En demandant à recevoir Sortie de piste, je m’attendais à lire un roman psychologique aux frontières du thriller à l’image du Syndrome de Croyde. Mais ce roman porte bien son titre puisque la sortie de piste a eu lieu dès les premières lignes. Je suis partie d’un rire franc en lisant l’incipit et j’ai découvert au fil des pages l’humour pince-sans-rire d’un auteur que je n’imaginais pas aussi gai luron. Marc Welinski a un esprit caustique et lâche quelques formules savoureuses, c’est étonnant et distrayant. J’étais ravie d’avaler 400 pages sur les déboires de Moïse, ce patron d’une start-up qui bat de l’aile, quitté par sa femme mais adopté par sa maîtresse. Je l’aimais déjà ce pauvre gars avec son prénom impossible à porter, j’étais prête à lui consacrer mes soirées et à me délecter de ses tirades mi-amusées mi-désabusées.

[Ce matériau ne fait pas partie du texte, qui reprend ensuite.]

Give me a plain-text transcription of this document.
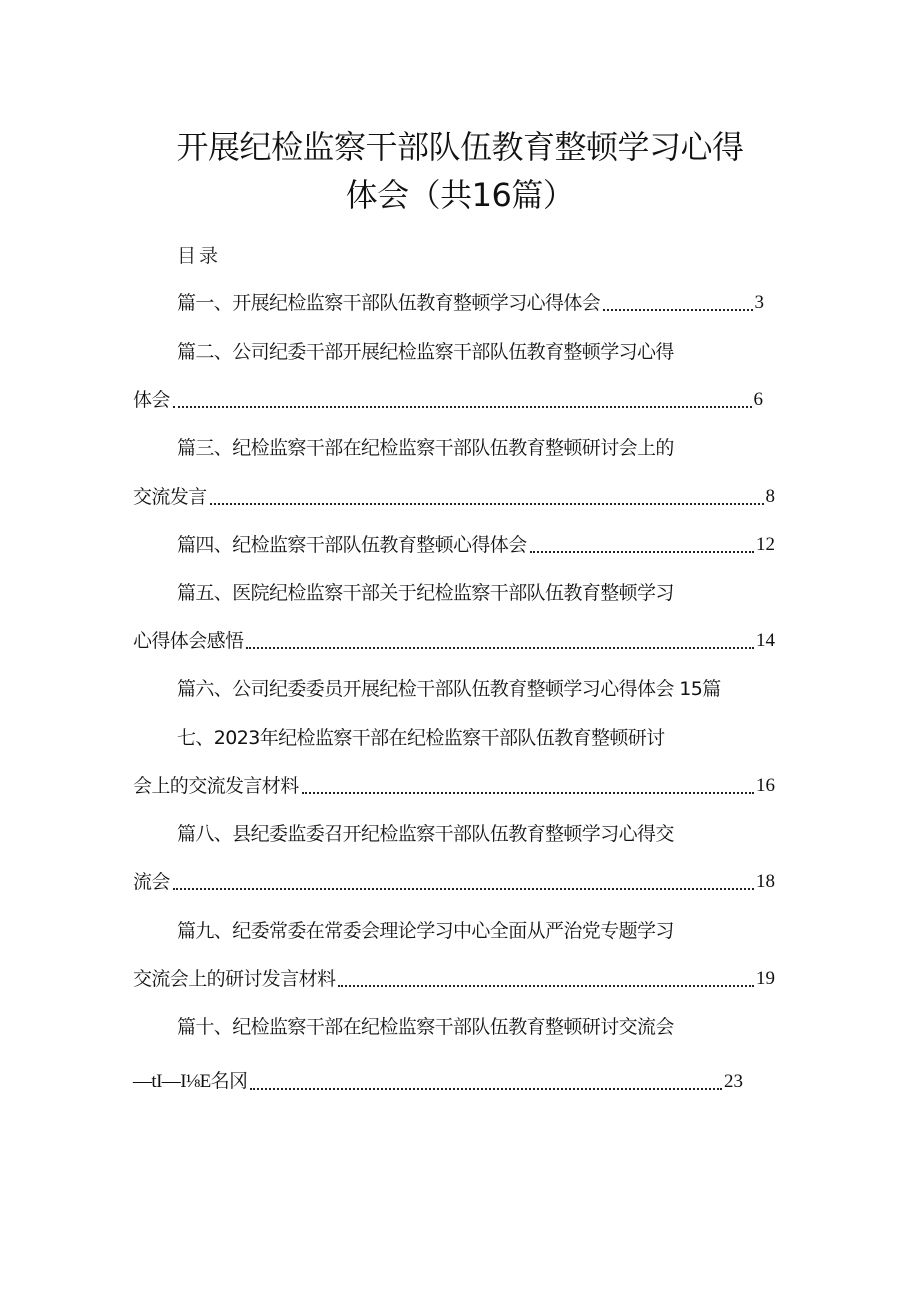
开展纪检监察干部队伍教育整顿学习心得
体会（共16篇）
目录
篇一、开展纪检监察干部队伍教育整顿学习心得体会	3
篇二、公司纪委干部开展纪检监察干部队伍教育整顿学习心得
体会	6
篇三、纪检监察干部在纪检监察干部队伍教育整顿研讨会上的
交流发言	8
篇四、纪检监察干部队伍教育整顿心得体会	12
篇五、医院纪检监察干部关于纪检监察干部队伍教育整顿学习
心得体会感悟	14
篇六、公司纪委委员开展纪检干部队伍教育整顿学习心得体会 15篇
七、2023年纪检监察干部在纪检监察干部队伍教育整顿研讨
会上的交流发言材料	16
篇八、县纪委监委召开纪检监察干部队伍教育整顿学习心得交
流会	18
篇九、纪委常委在常委会理论学习中心全面从严治党专题学习
交流会上的研讨发言材料	19
篇十、纪检监察干部在纪检监察干部队伍教育整顿研讨交流会
—tI—I⅛E名冈	23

Comment annoncer à un restaurateur chinois que l’on saute sa femme ? C’est à peu près en ces termes que se pose le problème.
Alice est là, plantée devant moi, les poings serrés, les lèvres pincées, très agacée. Très, très agacée….
– Quand vas-tu enfin lui dire ? répète-t-elle.
J’émets quelques borborygmes.

Et puis d’un coup il est devenu moins drôle le Moïse. Il est monté dans un avion, l’avion s’est craché et lui, a fait un petit tour dans l’au-delà avant de revenir  parmi nous. Dès lors, ça n’était plus vraiment le même et ses considérations avaient changé. D’un quotidien banal – mais très drôle – de looser, on est passé à des envolées pseudo-scientifiques mâtinées de développement personnel. Vriller du thriller au feel-good, il fallait oser !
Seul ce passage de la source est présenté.